Texas Department of Public Safety Director Steve McCraw faced the families of Robb Elementary School shooting victims last week in a public meeting. Despite admissions of mistakes at the incident which claimed 21 lives and injured 18 others, McCraw defended the agency.
“If DPS as an institution — as an institution — failed the families, failed the school or failed the community of Uvalde, then absolutely I need to go,” McCraw said during a heated Public Safety Commission meeting according to the Texas Tribune. “But I can tell you this right now: DPS as an institution, right now, did not fail the community — plain and simple.”
His words did little to mollify the crowd, and McGraw further enraged them when he said he was “sorry for your loss.” The crowd openly called for his resignation. Lives Robbed, a group founded after the killing to push for gun reform and school safety, called the public meeting a “glorified press conference.”
“Today, The Department of Public Safety promised an update into their investigation of the Robb Elementary School shooting,” the statement read. “That did not happen. Instead, in a bait and switch, they hosted a glorified press conference and once again refused to accept responsibility for their failures.”
Since the massacre, DPS has been accused of botching the police response that allowed the shooter to continue his rampage. A report from the Texas House Committee on the crime baldly stated that DPS should have assumed command of the situation, but did not. There were 91 members of DPS on the scene, as well as 149 United States Border Patrol Officers.
“There was an overall lackadaisical approach by law enforcement at the scene,” the report concludes. “For many, that was because they were given and relied upon inaccurate information.
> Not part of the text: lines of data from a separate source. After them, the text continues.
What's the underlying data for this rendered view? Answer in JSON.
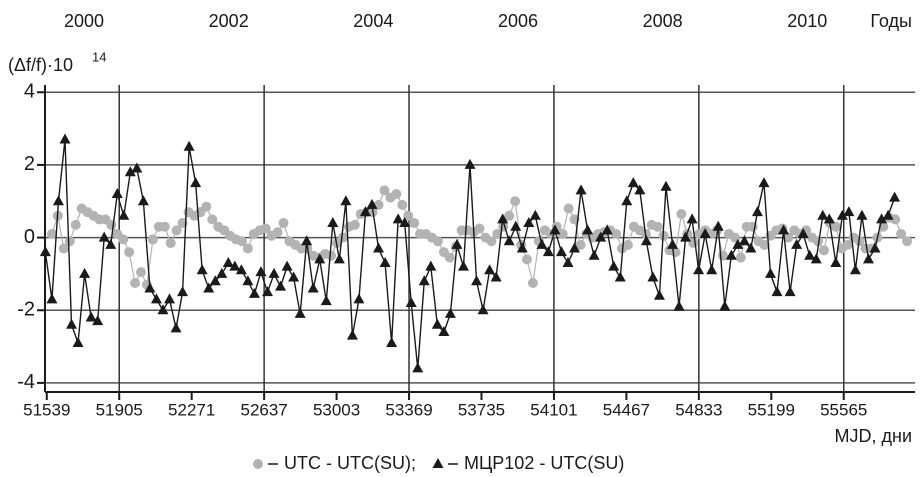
{
  "chart_data": {
    "type": "line",
    "x_label": "MJD, дни",
    "y_label": "(Δf/f)·10",
    "y_label_exponent": "14",
    "x2_label": "Годы",
    "xlim": [
      51530,
      55925
    ],
    "xticks": [
      51539,
      51905,
      52271,
      52637,
      53003,
      53369,
      53735,
      54101,
      54467,
      54833,
      55199,
      55565
    ],
    "x2lim": [
      1999.96,
      2011.99
    ],
    "x2ticks": [
      {
        "value": 2000.5,
        "label": "2000"
      },
      {
        "value": 2002.5,
        "label": "2002"
      },
      {
        "value": 2004.5,
        "label": "2004"
      },
      {
        "value": 2006.5,
        "label": "2006"
      },
      {
        "value": 2008.5,
        "label": "2008"
      },
      {
        "value": 2010.5,
        "label": "2010"
      }
    ],
    "ylim": [
      -4.25,
      4.2
    ],
    "yticks": [
      4,
      2,
      0,
      -2,
      -4
    ],
    "grid": true,
    "legend": "bottom",
    "series": [
      {
        "name": "UTC - UTC(SU);",
        "marker": "circle",
        "color": "#b3b3b3",
        "x": [
          51565,
          51595,
          51625,
          51655,
          51685,
          51715,
          51745,
          51775,
          51805,
          51835,
          51865,
          51895,
          51925,
          51955,
          51985,
          52015,
          52045,
          52075,
          52105,
          52135,
          52165,
          52195,
          52225,
          52255,
          52285,
          52315,
          52345,
          52375,
          52405,
          52435,
          52465,
          52495,
          52525,
          52555,
          52585,
          52615,
          52645,
          52675,
          52705,
          52735,
          52765,
          52795,
          52825,
          52855,
          52885,
          52915,
          52945,
          52975,
          53005,
          53035,
          53065,
          53095,
          53125,
          53155,
          53185,
          53215,
          53245,
          53275,
          53305,
          53335,
          53365,
          53395,
          53425,
          53455,
          53485,
          53515,
          53545,
          53575,
          53605,
          53635,
          53665,
          53695,
          53725,
          53755,
          53785,
          53815,
          53845,
          53875,
          53905,
          53935,
          53965,
          53995,
          54025,
          54055,
          54085,
          54115,
          54145,
          54175,
          54205,
          54235,
          54265,
          54295,
          54325,
          54355,
          54385,
          54415,
          54445,
          54475,
          54505,
          54535,
          54565,
          54595,
          54625,
          54655,
          54685,
          54715,
          54745,
          54775,
          54805,
          54835,
          54865,
          54895,
          54925,
          54955,
          54985,
          55015,
          55045,
          55075,
          55105,
          55135,
          55165,
          55195,
          55225,
          55255,
          55285,
          55315,
          55345,
          55375,
          55405,
          55435,
          55465,
          55495,
          55525,
          55555,
          55585,
          55615,
          55645,
          55675,
          55705,
          55735,
          55765,
          55795,
          55825,
          55855,
          55885
        ],
        "values": [
          0.1,
          0.6,
          -0.3,
          -0.1,
          0.35,
          0.8,
          0.7,
          0.6,
          0.5,
          0.5,
          0.35,
          0.1,
          -0.05,
          -0.4,
          -1.25,
          -0.95,
          -1.3,
          -0.05,
          0.3,
          0.3,
          -0.15,
          0.2,
          0.4,
          0.7,
          0.6,
          0.7,
          0.85,
          0.5,
          0.3,
          0.2,
          0.05,
          -0.05,
          -0.1,
          -0.3,
          0.1,
          0.2,
          0.25,
          0.05,
          0.15,
          0.4,
          -0.1,
          -0.2,
          -0.3,
          -0.3,
          -0.5,
          -0.55,
          -0.45,
          -0.5,
          -0.15,
          0.0,
          0.3,
          0.35,
          0.65,
          0.7,
          0.7,
          0.9,
          1.3,
          1.1,
          1.2,
          0.9,
          0.6,
          0.4,
          0.1,
          0.1,
          0.0,
          -0.1,
          -0.4,
          -0.55,
          -0.25,
          0.2,
          0.2,
          0.15,
          0.25,
          0.0,
          -0.1,
          0.1,
          0.3,
          0.6,
          1.0,
          -0.2,
          -0.6,
          -1.25,
          -0.1,
          0.2,
          0.1,
          0.3,
          0.1,
          0.8,
          0.5,
          -0.2,
          0.1,
          0.0,
          0.1,
          0.15,
          0.2,
          0.1,
          -0.3,
          -0.2,
          0.3,
          0.2,
          0.1,
          0.35,
          0.3,
          0.05,
          -0.35,
          -0.4,
          0.65,
          0.1,
          -0.15,
          0.1,
          0.2,
          0.1,
          0.2,
          -0.5,
          0.1,
          0.0,
          -0.55,
          0.3,
          0.3,
          -0.1,
          -0.2,
          0.05,
          0.2,
          0.25,
          0.0,
          0.2,
          0.1,
          0.2,
          0.0,
          -0.1,
          -0.35,
          0.4,
          0.3,
          -0.3,
          -0.2,
          0.0,
          -0.1,
          -0.3,
          -0.3,
          0.0,
          0.3,
          0.55,
          0.5,
          0.1,
          -0.1
        ]
      },
      {
        "name": "МЦР102 - UTC(SU)",
        "marker": "triangle",
        "color": "#1a1a1a",
        "x": [
          51532,
          51565,
          51598,
          51631,
          51664,
          51697,
          51730,
          51763,
          51796,
          51829,
          51862,
          51895,
          51928,
          51961,
          51994,
          52027,
          52060,
          52093,
          52126,
          52159,
          52192,
          52225,
          52258,
          52291,
          52324,
          52357,
          52390,
          52423,
          52456,
          52489,
          52522,
          52555,
          52588,
          52621,
          52654,
          52687,
          52720,
          52753,
          52786,
          52819,
          52852,
          52885,
          52918,
          52951,
          52984,
          53017,
          53050,
          53083,
          53116,
          53149,
          53182,
          53215,
          53248,
          53281,
          53314,
          53347,
          53380,
          53413,
          53446,
          53479,
          53512,
          53545,
          53578,
          53611,
          53644,
          53677,
          53710,
          53743,
          53776,
          53809,
          53842,
          53875,
          53908,
          53941,
          53974,
          54007,
          54040,
          54073,
          54106,
          54139,
          54172,
          54205,
          54238,
          54271,
          54304,
          54337,
          54370,
          54403,
          54436,
          54469,
          54502,
          54535,
          54568,
          54601,
          54634,
          54667,
          54700,
          54733,
          54766,
          54799,
          54832,
          54865,
          54898,
          54931,
          54964,
          54997,
          55030,
          55063,
          55096,
          55129,
          55162,
          55195,
          55228,
          55261,
          55294,
          55327,
          55360,
          55393,
          55426,
          55459,
          55492,
          55525,
          55558,
          55591,
          55624,
          55657,
          55690,
          55723,
          55756,
          55789,
          55822
        ],
        "values": [
          -0.4,
          -1.7,
          1.0,
          2.7,
          -2.4,
          -2.9,
          -1.0,
          -2.2,
          -2.3,
          0.0,
          -0.2,
          1.2,
          0.6,
          1.8,
          1.9,
          1.0,
          -1.4,
          -1.7,
          -2.0,
          -1.7,
          -2.5,
          -1.5,
          2.5,
          1.5,
          -0.9,
          -1.4,
          -1.2,
          -1.0,
          -0.7,
          -0.8,
          -0.9,
          -1.2,
          -1.55,
          -0.95,
          -1.5,
          -1.0,
          -1.35,
          -0.8,
          -1.1,
          -2.1,
          -0.1,
          -1.4,
          -0.6,
          -1.75,
          0.4,
          -0.6,
          1.0,
          -2.7,
          -1.7,
          0.7,
          0.9,
          -0.3,
          -0.7,
          -2.9,
          0.5,
          0.4,
          -1.8,
          -3.6,
          -1.2,
          -0.8,
          -2.4,
          -2.6,
          -2.1,
          -0.2,
          -0.8,
          2.0,
          -1.2,
          -2.0,
          -0.9,
          -1.1,
          0.5,
          -0.1,
          0.3,
          -0.3,
          0.4,
          0.6,
          -0.2,
          -0.4,
          0.2,
          -0.4,
          -0.7,
          -0.3,
          1.3,
          0.2,
          -0.5,
          0.0,
          0.2,
          -0.8,
          -1.1,
          1.0,
          1.5,
          1.3,
          -0.1,
          -1.1,
          -1.6,
          1.4,
          -0.2,
          -1.9,
          0.0,
          0.5,
          -0.9,
          0.1,
          -0.9,
          0.3,
          -1.9,
          -0.5,
          -0.2,
          -0.1,
          -0.3,
          0.7,
          1.5,
          -1.0,
          -1.5,
          0.2,
          -1.5,
          -0.2,
          0.1,
          -0.5,
          -0.6,
          0.6,
          0.5,
          -0.7,
          0.6,
          0.7,
          -0.9,
          0.6,
          -0.6,
          -0.3,
          0.5,
          0.6,
          1.1
        ]
      }
    ]
  }
}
For others, they had enough information to know better.”
McCraw did admit that the incident was not adequately treated as an active shooter, and that officers waited too long for equipment like shields before trying to stop the killing. Multiple DPS officers are being investigated for their role in the shooting, and a report is expected by the end of the year. One officer, Sgt. Juan Maldonado, who was the first to arrive at the school, has been fired.
Nonetheless, the public meeting only seems to have made the families of the Robb Elementary shooting angrier. McGraw’s defense of DPS fell on deaf ears. An uncle of one victim called what was being said lies and misinformation, and said that DPS’ deflection was preventing everyone from beginning the healing process.
That there was profound incompetency at Robb Elementary that day no one seems to dispute. However, state agencies from the bottom up have repeatedly passed the buck when it comes to assigning blame for those failures or addressing the next attempted shooting with new policies. Frazzled and contrite as McGraw appeared to be during the meeting, he clearly has no intention of giving up his post, even when it is outright demanded from the survivors of Texas’ worst school shooting ever.